Guerrilleros comunistas en la “Larga Marcha” de 1935 durante la Guerra Civil China.

Dentro de Japón la pasión por colonizar China se esfumó temporalmente debido a su crisis política interna. El Golpe de Estado de Febrero de 1936, conocido como “Ni-niroku Jiken”, se produjo cuando un sector del Ejército y grupos ultranacionalistas marcharon sobre Tokyo esperando imitar la “Marcha sobre Roma” de Mussolini. Se tomaron todos los ministerios y el Parlamento (Dieta), pero no convencieron al Emperador Hiro-Hito cuando ordenó a la Guardia Imperial defender el Palacio.
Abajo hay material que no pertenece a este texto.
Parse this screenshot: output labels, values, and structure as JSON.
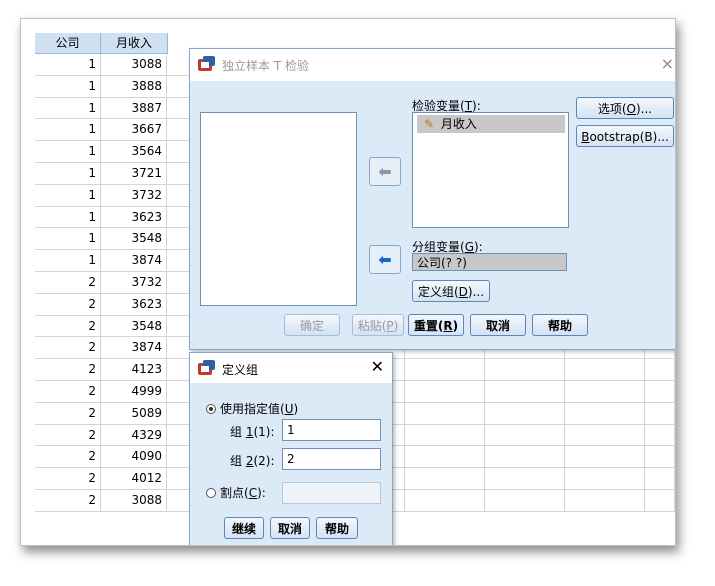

Ante la negativa del Emperador el golpe fracasó y la revuelta fue aplastada, siendo ejecutados sus instigadores, entre ellos el pensador nacionalista Kita Ikki. Sin embargo el sacrificio no fue en vano, pues la represión no hizo más que fortalezar la oposición ultranacionalista que ganó un tremendo poder mediante sufragio en la Dieta, lo que dió a los militares prácticamente las manos libres para intervenir en China o cualquier lugar de Asia.

Invasión de Etiopía

Desde siempre la Italia Fascista de Benito Mussolini era una aliada firme en el marco internacional de las naciones democráticas. Sin embargo una serie de errores por parte de Londres, lanzaría al Duce en manos de Hitler, lo que modificaría el mapa europeo. Todo comenzó por las constante trabas que Londres ponía a Italia por su deseo de crear un nuevo Imperio Romano. Un ataque inesperado de tropas etíopes en la zona de Welwel en Somalia, por aquel entonces colonia italiana, desató las hostilidades con Etiopía, país al que Mussolini ordenó invadir.

Tropas coloniales italianas avanzan por los desiertos de Abissínea.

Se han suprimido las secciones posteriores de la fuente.